Ben Johansen, the founder of the Pulse Ribbon project in Orlando, is refocusing his efforts and promising to make a million rainbow ribbons before he decides his next moves.

Johansen, a costume maker and business owner, was inspired to start making rainbow ribbons the day of the shooting, June 12, 2016, when 49 people were massacred and more than 50 were injured.

Johansen said he did it partly to deal with his own grief and shock. He now estimates he and other volunteers have made 715,000 ribbons, and he’s sent them to over 60 countries.

Pulse Ribbon Project
Pulse Ribbon Project. Image provided by Ben Johansen.

But according to Johansen, the Ribbon Project hasn’t raised as much money as he’d hoped. For now, he’s scrapping an idea he launched in August 2018 to raise money for a scholarship.

“Our mission shrunk recently,” Johansen said. “We intended to create the scholarship program, but it didn’t seem to attract attention.”

He said he’s okay with the original mission of simply remembering the 49, and spreading a message of hope and love.

“The world is changing, things are expensive, I get it. I also think a lot of people are putting money toward politics again now,” he said.

Pulse Ribbon Prject
Ben Johansen, the founder of the Pulse Ribbon Project. Image provided by Ben Johansen.

A website for the Ribbon Project asks for donations of money or supplies so Johansen — ‘The Ribbon Maker’ — and other volunteers — ‘Ribbon Angels’ — can reach the goal of one million ribbons.

A GoFundMe page Johansen created in April 2017 says over 600 people have pledged $15,132 toward a goal of $25,000.

He has a core group of four people who help regularly, plus people around the country who send finished ribbons to him sometimes.

Johansen is proud that the rainbow ribbon has become a symbol of support for the gay community, and of love in general. He has many photos posted on social media accounts showing celebrities and politicians wearing rainbow ribbons.

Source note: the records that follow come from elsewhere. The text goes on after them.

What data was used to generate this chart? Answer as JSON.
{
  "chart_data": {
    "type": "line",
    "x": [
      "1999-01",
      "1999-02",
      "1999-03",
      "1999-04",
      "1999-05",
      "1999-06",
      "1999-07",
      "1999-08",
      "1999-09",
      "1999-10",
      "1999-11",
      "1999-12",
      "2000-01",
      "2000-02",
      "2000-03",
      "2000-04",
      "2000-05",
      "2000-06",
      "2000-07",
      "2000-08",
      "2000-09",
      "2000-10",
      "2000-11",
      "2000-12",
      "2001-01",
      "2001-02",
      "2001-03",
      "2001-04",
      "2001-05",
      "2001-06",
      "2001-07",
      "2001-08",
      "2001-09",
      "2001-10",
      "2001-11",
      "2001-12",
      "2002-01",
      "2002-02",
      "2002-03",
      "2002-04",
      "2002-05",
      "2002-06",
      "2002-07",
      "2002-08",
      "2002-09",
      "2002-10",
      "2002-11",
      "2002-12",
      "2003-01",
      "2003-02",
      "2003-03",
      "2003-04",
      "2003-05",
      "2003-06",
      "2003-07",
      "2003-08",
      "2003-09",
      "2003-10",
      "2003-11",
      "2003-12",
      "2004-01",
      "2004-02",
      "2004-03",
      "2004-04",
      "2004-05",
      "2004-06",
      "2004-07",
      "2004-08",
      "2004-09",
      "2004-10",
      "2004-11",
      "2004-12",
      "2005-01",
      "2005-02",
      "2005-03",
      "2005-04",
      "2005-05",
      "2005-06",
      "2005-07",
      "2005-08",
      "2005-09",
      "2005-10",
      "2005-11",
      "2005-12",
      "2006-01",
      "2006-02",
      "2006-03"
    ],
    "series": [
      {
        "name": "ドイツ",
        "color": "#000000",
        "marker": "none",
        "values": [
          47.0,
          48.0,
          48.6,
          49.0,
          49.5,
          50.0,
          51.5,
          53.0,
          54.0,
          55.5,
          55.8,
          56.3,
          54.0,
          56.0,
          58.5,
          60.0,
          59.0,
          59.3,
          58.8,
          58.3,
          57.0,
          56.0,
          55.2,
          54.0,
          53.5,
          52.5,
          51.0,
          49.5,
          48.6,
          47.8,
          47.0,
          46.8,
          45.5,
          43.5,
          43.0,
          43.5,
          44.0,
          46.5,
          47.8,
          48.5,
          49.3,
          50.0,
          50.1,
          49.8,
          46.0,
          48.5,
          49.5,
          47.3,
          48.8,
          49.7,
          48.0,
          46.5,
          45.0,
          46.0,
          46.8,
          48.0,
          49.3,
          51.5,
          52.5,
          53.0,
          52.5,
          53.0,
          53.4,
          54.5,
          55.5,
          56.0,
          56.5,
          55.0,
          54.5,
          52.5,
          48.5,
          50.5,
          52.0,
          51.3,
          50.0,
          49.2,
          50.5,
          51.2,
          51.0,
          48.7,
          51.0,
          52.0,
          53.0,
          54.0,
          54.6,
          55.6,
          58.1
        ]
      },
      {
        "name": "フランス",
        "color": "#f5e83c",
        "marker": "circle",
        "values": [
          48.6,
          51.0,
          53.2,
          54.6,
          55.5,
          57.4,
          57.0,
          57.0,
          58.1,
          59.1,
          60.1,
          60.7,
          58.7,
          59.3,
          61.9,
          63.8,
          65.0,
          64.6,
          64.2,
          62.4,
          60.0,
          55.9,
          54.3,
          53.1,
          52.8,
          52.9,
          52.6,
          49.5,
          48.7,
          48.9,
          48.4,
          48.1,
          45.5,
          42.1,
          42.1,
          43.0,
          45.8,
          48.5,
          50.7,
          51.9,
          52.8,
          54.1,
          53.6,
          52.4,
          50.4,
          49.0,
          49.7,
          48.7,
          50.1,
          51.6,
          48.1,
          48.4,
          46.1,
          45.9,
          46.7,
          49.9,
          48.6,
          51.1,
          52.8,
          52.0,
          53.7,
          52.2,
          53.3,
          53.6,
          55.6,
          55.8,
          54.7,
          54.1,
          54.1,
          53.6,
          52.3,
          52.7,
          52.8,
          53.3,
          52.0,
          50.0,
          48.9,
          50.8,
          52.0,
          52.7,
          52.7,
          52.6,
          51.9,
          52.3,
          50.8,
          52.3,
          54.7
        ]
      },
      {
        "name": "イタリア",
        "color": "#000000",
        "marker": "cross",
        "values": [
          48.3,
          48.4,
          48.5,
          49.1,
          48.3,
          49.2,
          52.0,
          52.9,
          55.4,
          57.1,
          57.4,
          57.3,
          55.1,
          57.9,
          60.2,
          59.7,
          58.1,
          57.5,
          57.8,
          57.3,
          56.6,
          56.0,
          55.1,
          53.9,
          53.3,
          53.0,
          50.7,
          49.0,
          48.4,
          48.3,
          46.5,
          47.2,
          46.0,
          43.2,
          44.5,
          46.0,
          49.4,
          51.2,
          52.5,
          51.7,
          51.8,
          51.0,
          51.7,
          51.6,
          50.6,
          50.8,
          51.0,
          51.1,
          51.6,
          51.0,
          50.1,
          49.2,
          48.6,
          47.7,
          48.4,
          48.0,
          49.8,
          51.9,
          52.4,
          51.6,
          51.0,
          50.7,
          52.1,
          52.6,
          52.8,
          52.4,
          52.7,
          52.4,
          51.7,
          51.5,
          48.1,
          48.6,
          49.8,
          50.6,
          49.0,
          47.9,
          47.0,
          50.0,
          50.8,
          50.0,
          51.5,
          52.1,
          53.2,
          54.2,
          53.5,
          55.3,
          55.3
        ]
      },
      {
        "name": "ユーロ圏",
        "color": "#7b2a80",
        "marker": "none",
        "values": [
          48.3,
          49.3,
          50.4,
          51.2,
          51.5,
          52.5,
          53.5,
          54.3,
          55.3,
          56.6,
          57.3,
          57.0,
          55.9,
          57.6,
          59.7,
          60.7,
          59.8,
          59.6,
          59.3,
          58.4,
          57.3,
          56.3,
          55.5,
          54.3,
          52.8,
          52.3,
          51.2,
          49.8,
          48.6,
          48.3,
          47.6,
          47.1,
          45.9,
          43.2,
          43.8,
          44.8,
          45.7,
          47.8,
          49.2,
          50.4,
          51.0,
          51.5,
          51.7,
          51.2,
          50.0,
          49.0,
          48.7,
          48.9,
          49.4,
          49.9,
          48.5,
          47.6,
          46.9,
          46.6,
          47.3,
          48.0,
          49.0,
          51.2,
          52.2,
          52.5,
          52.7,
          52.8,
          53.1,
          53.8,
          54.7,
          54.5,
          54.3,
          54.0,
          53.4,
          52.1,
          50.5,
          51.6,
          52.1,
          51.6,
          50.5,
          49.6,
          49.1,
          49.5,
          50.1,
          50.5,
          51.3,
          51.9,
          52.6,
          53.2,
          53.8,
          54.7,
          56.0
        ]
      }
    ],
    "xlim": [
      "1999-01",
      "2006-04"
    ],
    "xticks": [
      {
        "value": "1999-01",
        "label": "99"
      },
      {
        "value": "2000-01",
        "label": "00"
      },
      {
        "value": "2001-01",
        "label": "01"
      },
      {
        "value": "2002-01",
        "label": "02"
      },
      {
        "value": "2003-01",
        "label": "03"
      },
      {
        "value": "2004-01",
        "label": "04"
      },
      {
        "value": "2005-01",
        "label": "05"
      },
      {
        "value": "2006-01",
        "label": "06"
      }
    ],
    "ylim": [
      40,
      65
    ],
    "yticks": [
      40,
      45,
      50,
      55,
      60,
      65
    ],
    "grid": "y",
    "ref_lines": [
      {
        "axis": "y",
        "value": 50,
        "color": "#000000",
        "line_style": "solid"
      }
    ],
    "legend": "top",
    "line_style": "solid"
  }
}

Sending the ribbons to kids in regions of the world where being gay is still taboo, or even illegal, is one of the most moving things for Johansen, who  is 45.
“I’ve sent them to Pakistan, and Russia, and sometimes I send them off and never hear from them, and I worry about what happened,” he said.
He’s sent ribbons to gay rights groups GLAAD, the Human Rights Campaign and to people like David Hogg, Parkland student and activist for gun control and against gun violence.

“When there is another mass shooting somewhere, unfortunately, I identify someone in that community and send them ribbons,” Johansen said. “People seem to appreciate having something tangible, that they can wear or put on their gym bag, something that can be seen.”

The ribbon comes with a card that says what it stands for, so that prompts messages of support sometimes.